The Congress mandated quota for immigrants in detention is a "major problem that ignores the impact on individuals and their families."
Contracting out detention "creates an incentive for private prison corporations to lobby for the laws and policies that lead to increases in the number of immigrants being incarcerated. The private prison lobby has said explicitly that they view the federal detention market as the place to grow their business."
A statement from the Detention Watch Network website reads, "Revenues and stock prices are skyrocketing for private prison companies that build immigration prisons, like Corrections Corporation of America (CCA) and the GEO Group, Inc. These companies have an incentive to urge the government to build more jails, and in fact, regularly lobby in Washington, DC for more detention, even if it is not the most effective use of taxpayer dollars."
Immigration and Customs Enforcement lists 82 locations across the U.S. where it can house detainees. Four are in Arizona, only one is operated by the government.

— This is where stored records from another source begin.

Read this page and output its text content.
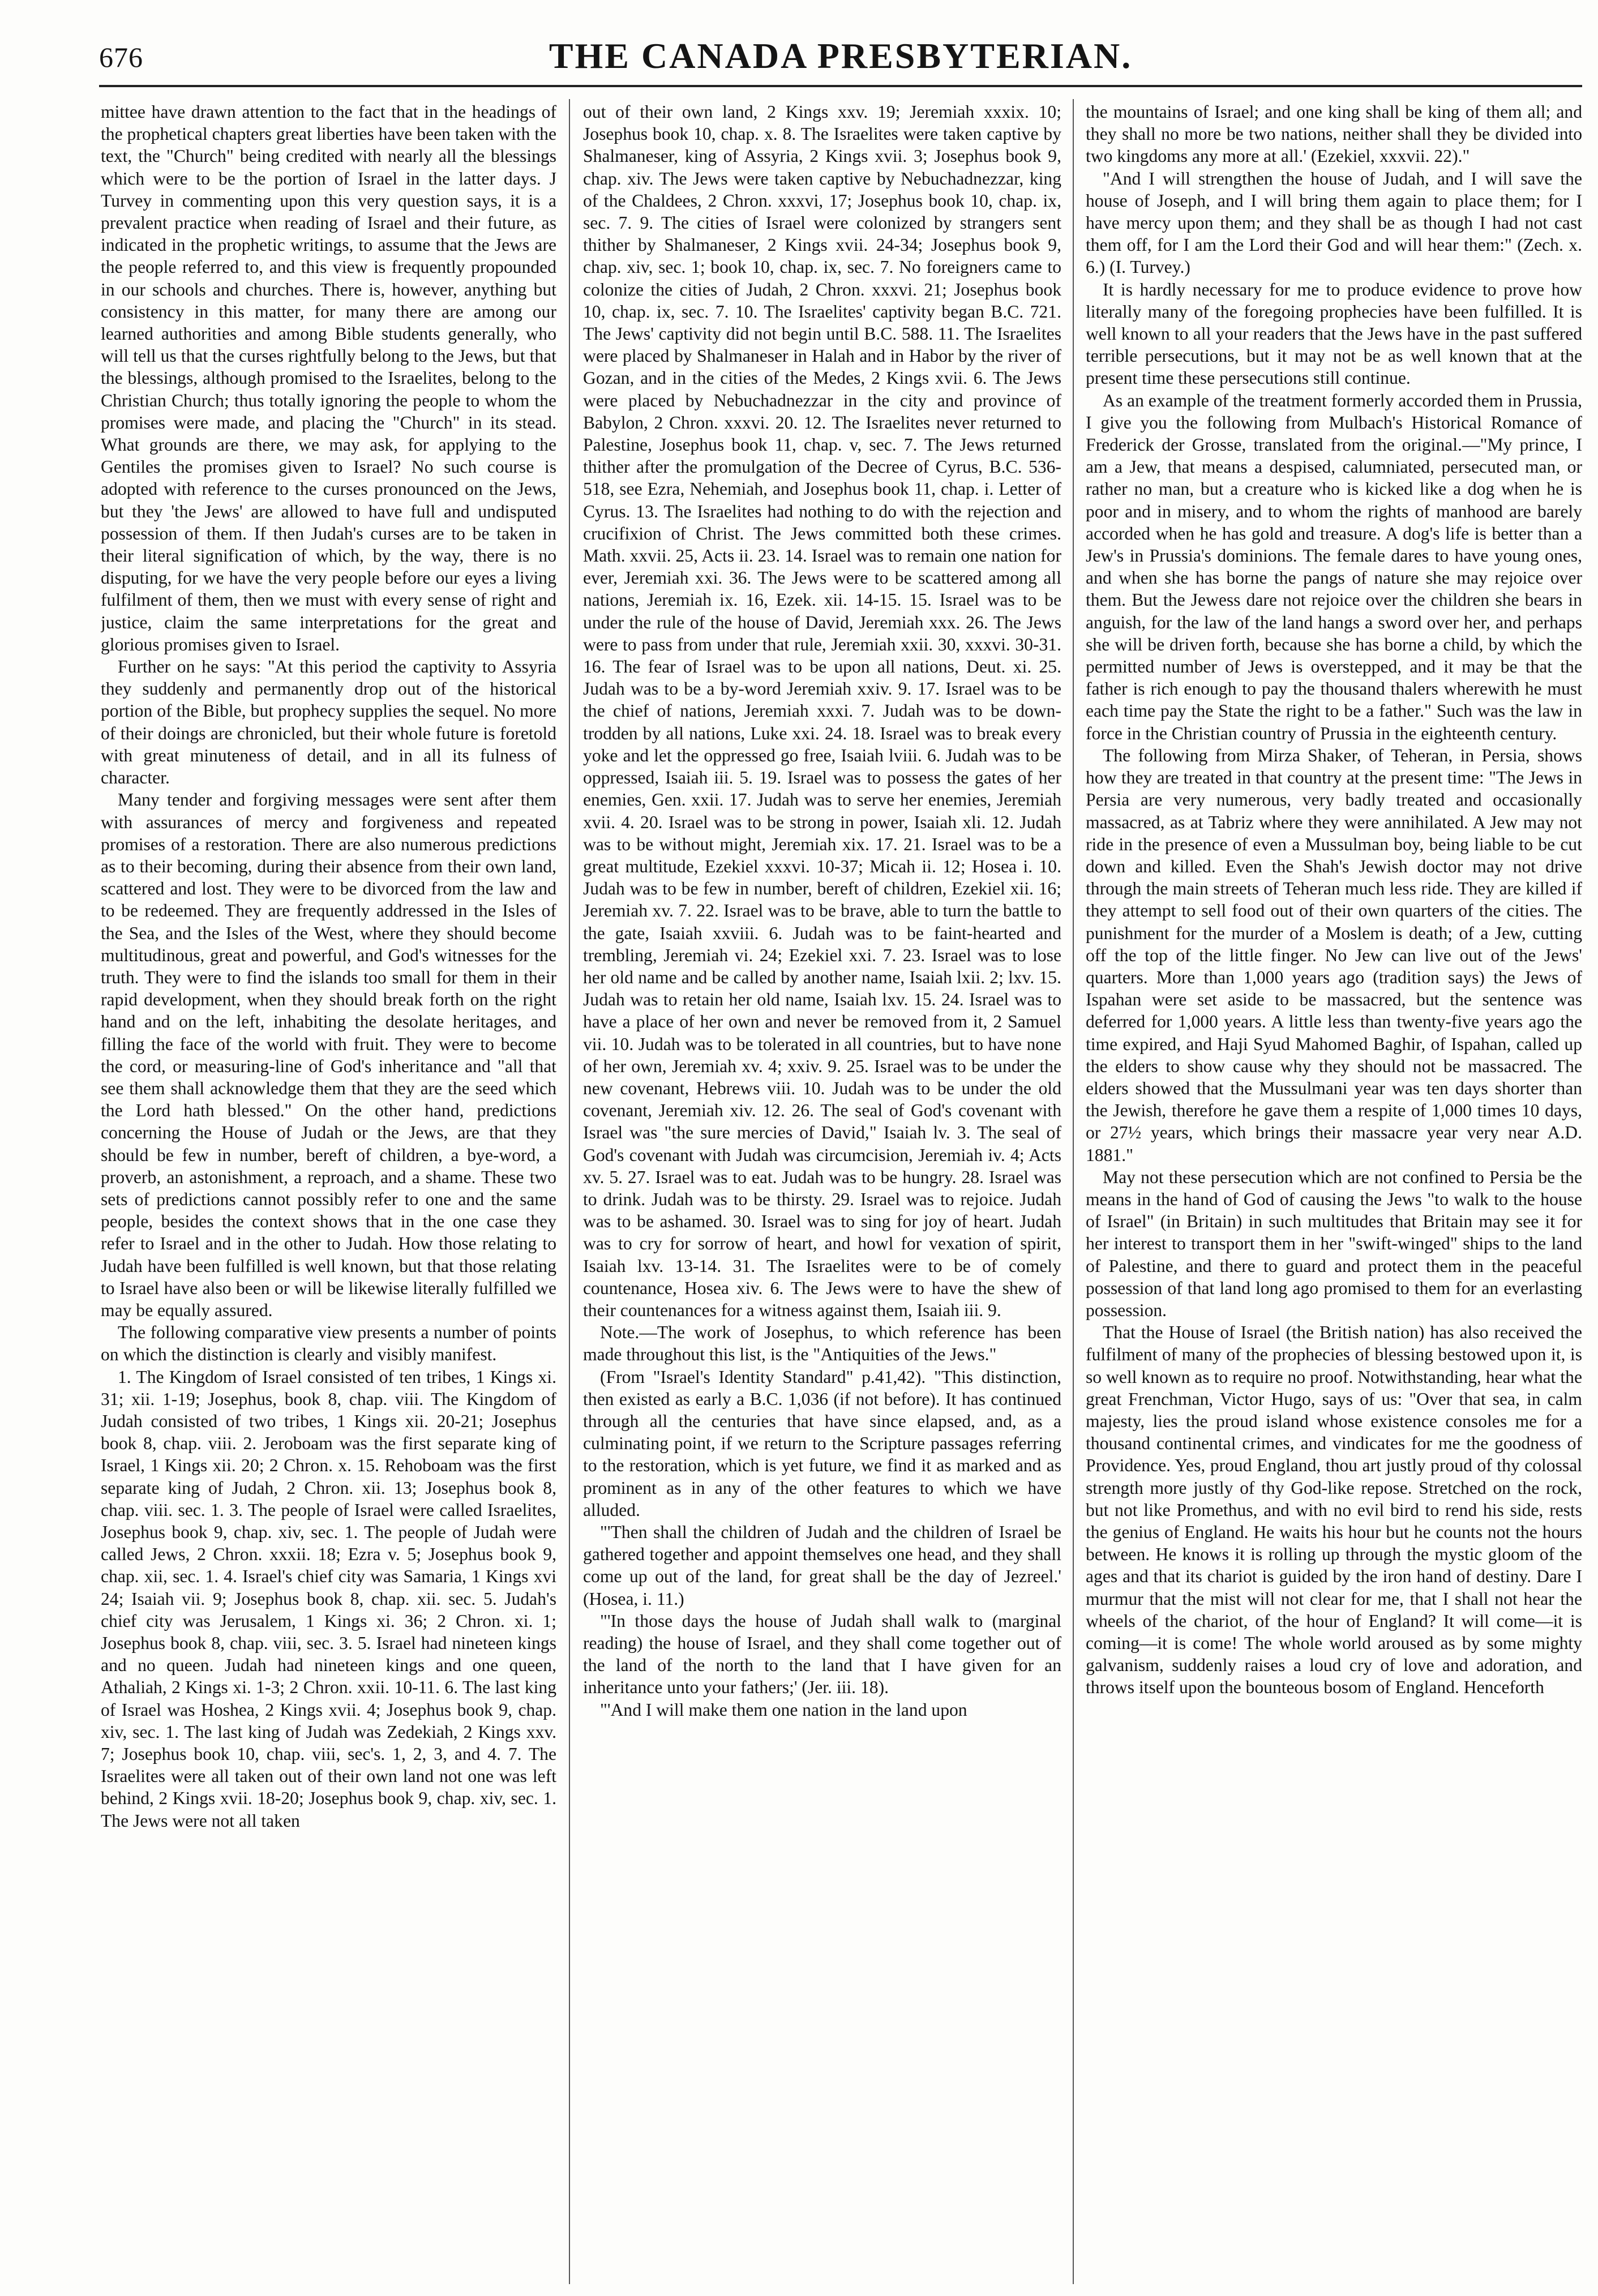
676	THE CANADA PRESBYTERIAN.

mittee have drawn attention to the fact that in the headings of the prophetical chapters great liberties have been taken with the text, the "Church" being credited with nearly all the blessings which were to be the portion of Israel in the latter days. J Turvey in commenting upon this very question says, it is a prevalent practice when reading of Israel and their future, as indicated in the prophetic writings, to assume that the Jews are the people referred to, and this view is frequently propounded in our schools and churches. There is, however, anything but consistency in this matter, for many there are among our learned authorities and among Bible students generally, who will tell us that the curses rightfully belong to the Jews, but that the blessings, although promised to the Israelites, belong to the Christian Church; thus totally ignoring the people to whom the promises were made, and placing the "Church" in its stead. What grounds are there, we may ask, for applying to the Gentiles the promises given to Israel? No such course is adopted with reference to the curses pronounced on the Jews, but they 'the Jews' are allowed to have full and undisputed possession of them. If then Judah's curses are to be taken in their literal signification of which, by the way, there is no disputing, for we have the very people before our eyes a living fulfilment of them, then we must with every sense of right and justice, claim the same interpretations for the great and glorious promises given to Israel.

Further on he says: "At this period the captivity to Assyria they suddenly and permanently drop out of the historical portion of the Bible, but prophecy supplies the sequel. No more of their doings are chronicled, but their whole future is foretold with great minuteness of detail, and in all its fulness of character.

Many tender and forgiving messages were sent after them with assurances of mercy and forgiveness and repeated promises of a restoration. There are also numerous predictions as to their becoming, during their absence from their own land, scattered and lost. They were to be divorced from the law and to be redeemed. They are frequently addressed in the Isles of the Sea, and the Isles of the West, where they should become multitudinous, great and powerful, and God's witnesses for the truth. They were to find the islands too small for them in their rapid development, when they should break forth on the right hand and on the left, inhabiting the desolate heritages, and filling the face of the world with fruit. They were to become the cord, or measuring-line of God's inheritance and "all that see them shall acknowledge them that they are the seed which the Lord hath blessed." On the other hand, predictions concerning the House of Judah or the Jews, are that they should be few in number, bereft of children, a bye-word, a proverb, an astonishment, a reproach, and a shame. These two sets of predictions cannot possibly refer to one and the same people, besides the context shows that in the one case they refer to Israel and in the other to Judah. How those relating to Judah have been fulfilled is well known, but that those relating to Israel have also been or will be likewise literally fulfilled we may be equally assured.

The following comparative view presents a number of points on which the distinction is clearly and visibly manifest.

1. The Kingdom of Israel consisted of ten tribes, 1 Kings xi. 31; xii. 1-19; Josephus, book 8, chap. viii. The Kingdom of Judah consisted of two tribes, 1 Kings xii. 20-21; Josephus book 8, chap. viii. 2. Jeroboam was the first separate king of Israel, 1 Kings xii. 20; 2 Chron. x. 15. Rehoboam was the first separate king of Judah, 2 Chron. xii. 13; Josephus book 8, chap. viii. sec. 1. 3. The people of Israel were called Israelites, Josephus book 9, chap. xiv, sec. 1. The people of Judah were called Jews, 2 Chron. xxxii. 18; Ezra v. 5; Josephus book 9, chap. xii, sec. 1. 4. Israel's chief city was Samaria, 1 Kings xvi 24; Isaiah vii. 9; Josephus book 8, chap. xii. sec. 5. Judah's chief city was Jerusalem, 1 Kings xi. 36; 2 Chron. xi. 1; Josephus book 8, chap. viii, sec. 3. 5. Israel had nineteen kings and no queen. Judah had nineteen kings and one queen, Athaliah, 2 Kings xi. 1-3; 2 Chron. xxii. 10-11. 6. The last king of Israel was Hoshea, 2 Kings xvii. 4; Josephus book 9, chap. xiv, sec. 1. The last king of Judah was Zedekiah, 2 Kings xxv. 7; Josephus book 10, chap. viii, sec's. 1, 2, 3, and 4. 7. The Israelites were all taken out of their own land not one was left behind, 2 Kings xvii. 18-20; Josephus book 9, chap. xiv, sec. 1. The Jews were not all taken

out of their own land, 2 Kings xxv. 19; Jeremiah xxxix. 10; Josephus book 10, chap. x. 8. The Israelites were taken captive by Shalmaneser, king of Assyria, 2 Kings xvii. 3; Josephus book 9, chap. xiv. The Jews were taken captive by Nebuchadnezzar, king of the Chaldees, 2 Chron. xxxvi, 17; Josephus book 10, chap. ix, sec. 7. 9. The cities of Israel were colonized by strangers sent thither by Shalmaneser, 2 Kings xvii. 24-34; Josephus book 9, chap. xiv, sec. 1; book 10, chap. ix, sec. 7. No foreigners came to colonize the cities of Judah, 2 Chron. xxxvi. 21; Josephus book 10, chap. ix, sec. 7. 10. The Israelites' captivity began B.C. 721. The Jews' captivity did not begin until B.C. 588. 11. The Israelites were placed by Shalmaneser in Halah and in Habor by the river of Gozan, and in the cities of the Medes, 2 Kings xvii. 6. The Jews were placed by Nebuchadnezzar in the city and province of Babylon, 2 Chron. xxxvi. 20. 12. The Israelites never returned to Palestine, Josephus book 11, chap. v, sec. 7. The Jews returned thither after the promulgation of the Decree of Cyrus, B.C. 536-518, see Ezra, Nehemiah, and Josephus book 11, chap. i. Letter of Cyrus. 13. The Israelites had nothing to do with the rejection and crucifixion of Christ. The Jews committed both these crimes. Math. xxvii. 25, Acts ii. 23. 14. Israel was to remain one nation for ever, Jeremiah xxi. 36. The Jews were to be scattered among all nations, Jeremiah ix. 16, Ezek. xii. 14-15. 15. Israel was to be under the rule of the house of David, Jeremiah xxx. 26. The Jews were to pass from under that rule, Jeremiah xxii. 30, xxxvi. 30-31. 16. The fear of Israel was to be upon all nations, Deut. xi. 25. Judah was to be a by-word Jeremiah xxiv. 9. 17. Israel was to be the chief of nations, Jeremiah xxxi. 7. Judah was to be down-trodden by all nations, Luke xxi. 24. 18. Israel was to break every yoke and let the oppressed go free, Isaiah lviii. 6. Judah was to be oppressed, Isaiah iii. 5. 19. Israel was to possess the gates of her enemies, Gen. xxii. 17. Judah was to serve her enemies, Jeremiah xvii. 4. 20. Israel was to be strong in power, Isaiah xli. 12. Judah was to be without might, Jeremiah xix. 17. 21. Israel was to be a great multitude, Ezekiel xxxvi. 10-37; Micah ii. 12; Hosea i. 10. Judah was to be few in number, bereft of children, Ezekiel xii. 16; Jeremiah xv. 7. 22. Israel was to be brave, able to turn the battle to the gate, Isaiah xxviii. 6. Judah was to be faint-hearted and trembling, Jeremiah vi. 24; Ezekiel xxi. 7. 23. Israel was to lose her old name and be called by another name, Isaiah lxii. 2; lxv. 15. Judah was to retain her old name, Isaiah lxv. 15. 24. Israel was to have a place of her own and never be removed from it, 2 Samuel vii. 10. Judah was to be tolerated in all countries, but to have none of her own, Jeremiah xv. 4; xxiv. 9. 25. Israel was to be under the new covenant, Hebrews viii. 10. Judah was to be under the old covenant, Jeremiah xiv. 12. 26. The seal of God's covenant with Israel was "the sure mercies of David," Isaiah lv. 3. The seal of God's covenant with Judah was circumcision, Jeremiah iv. 4; Acts xv. 5. 27. Israel was to eat. Judah was to be hungry. 28. Israel was to drink. Judah was to be thirsty. 29. Israel was to rejoice. Judah was to be ashamed. 30. Israel was to sing for joy of heart. Judah was to cry for sorrow of heart, and howl for vexation of spirit, Isaiah lxv. 13-14. 31. The Israelites were to be of comely countenance, Hosea xiv. 6. The Jews were to have the shew of their countenances for a witness against them, Isaiah iii. 9.

Note.—The work of Josephus, to which reference has been made throughout this list, is the "Antiquities of the Jews."

(From "Israel's Identity Standard" p.41,42). "This distinction, then existed as early a B.C. 1,036 (if not before). It has continued through all the centuries that have since elapsed, and, as a culminating point, if we return to the Scripture passages referring to the restoration, which is yet future, we find it as marked and as prominent as in any of the other features to which we have alluded.

"'Then shall the children of Judah and the children of Israel be gathered together and appoint themselves one head, and they shall come up out of the land, for great shall be the day of Jezreel.' (Hosea, i. 11.)

"'In those days the house of Judah shall walk to (marginal reading) the house of Israel, and they shall come together out of the land of the north to the land that I have given for an inheritance unto your fathers;' (Jer. iii. 18).

"'And I will make them one nation in the land upon

the mountains of Israel; and one king shall be king of them all; and they shall no more be two nations, neither shall they be divided into two kingdoms any more at all.' (Ezekiel, xxxvii. 22)."

"And I will strengthen the house of Judah, and I will save the house of Joseph, and I will bring them again to place them; for I have mercy upon them; and they shall be as though I had not cast them off, for I am the Lord their God and will hear them:" (Zech. x. 6.) (I. Turvey.)

It is hardly necessary for me to produce evidence to prove how literally many of the foregoing prophecies have been fulfilled. It is well known to all your readers that the Jews have in the past suffered terrible persecutions, but it may not be as well known that at the present time these persecutions still continue.

As an example of the treatment formerly accorded them in Prussia, I give you the following from Mulbach's Historical Romance of Frederick der Grosse, translated from the original.—"My prince, I am a Jew, that means a despised, calumniated, persecuted man, or rather no man, but a creature who is kicked like a dog when he is poor and in misery, and to whom the rights of manhood are barely accorded when he has gold and treasure. A dog's life is better than a Jew's in Prussia's dominions. The female dares to have young ones, and when she has borne the pangs of nature she may rejoice over them. But the Jewess dare not rejoice over the children she bears in anguish, for the law of the land hangs a sword over her, and perhaps she will be driven forth, because she has borne a child, by which the permitted number of Jews is overstepped, and it may be that the father is rich enough to pay the thousand thalers wherewith he must each time pay the State the right to be a father." Such was the law in force in the Christian country of Prussia in the eighteenth century.

The following from Mirza Shaker, of Teheran, in Persia, shows how they are treated in that country at the present time: "The Jews in Persia are very numerous, very badly treated and occasionally massacred, as at Tabriz where they were annihilated. A Jew may not ride in the presence of even a Mussulman boy, being liable to be cut down and killed. Even the Shah's Jewish doctor may not drive through the main streets of Teheran much less ride. They are killed if they attempt to sell food out of their own quarters of the cities. The punishment for the murder of a Moslem is death; of a Jew, cutting off the top of the little finger. No Jew can live out of the Jews' quarters. More than 1,000 years ago (tradition says) the Jews of Ispahan were set aside to be massacred, but the sentence was deferred for 1,000 years. A little less than twenty-five years ago the time expired, and Haji Syud Mahomed Baghir, of Ispahan, called up the elders to show cause why they should not be massacred. The elders showed that the Mussulmani year was ten days shorter than the Jewish, therefore he gave them a respite of 1,000 times 10 days, or 27½ years, which brings their massacre year very near A.D. 1881."

May not these persecution which are not confined to Persia be the means in the hand of God of causing the Jews "to walk to the house of Israel" (in Britain) in such multitudes that Britain may see it for her interest to transport them in her "swift-winged" ships to the land of Palestine, and there to guard and protect them in the peaceful possession of that land long ago promised to them for an everlasting possession.

That the House of Israel (the British nation) has also received the fulfilment of many of the prophecies of blessing bestowed upon it, is so well known as to require no proof. Notwithstanding, hear what the great Frenchman, Victor Hugo, says of us: "Over that sea, in calm majesty, lies the proud island whose existence consoles me for a thousand continental crimes, and vindicates for me the goodness of Providence. Yes, proud England, thou art justly proud of thy colossal strength more justly of thy God-like repose. Stretched on the rock, but not like Promethus, and with no evil bird to rend his side, rests the genius of England. He waits his hour but he counts not the hours between. He knows it is rolling up through the mystic gloom of the ages and that its chariot is guided by the iron hand of destiny. Dare I murmur that the mist will not clear for me, that I shall not hear the wheels of the chariot, of the hour of England? It will come—it is coming—it is come! The whole world aroused as by some mighty galvanism, suddenly raises a loud cry of love and adoration, and throws itself upon the bounteous bosom of England. Henceforth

ICE's Enforcement and Removal Operations (ERO) manages the "civil immigration detention system" and oversees cases of people who have been released from detention until the cases are formally closed.
"Through an aggressive inspections program, ICE ensures its facilities follow ICE's National Detention Standards. ERO's Detention Standards Compliance Unit ensures that detainees in ICE custody reside in safe, secure and humane environments and under appropriate conditions of confinement," according to ICE's website.
In response to allegations of abuse inside detention centers: "ICE has a strict zero tolerance policy for any kind of abusive or inappropriate behavior in its facilities and takes any allegations of such mistreatment very seriously."
Grants | Denials | Grant Rate | |
Overall | 8,775 | 9,222 | 49% |
Arizona courts | 63 | 296 | 21% |
Chinese immigrants account for more than 45 percent of successful asylum cases, less than six percent of asylum grants go to Central Americans and even less to Mexican immigrants.
One Arizona case is Nicol Hernandez-Polanco. She has filed for asylum because she feared for her life in her native Guatemala being transgender. She has been held at the Florence detention center since October. According to U.S.Citizenship and Immigration Services "affirmative asylum applicants are rarely detained by U.S. Immigration and Customs Enforcement."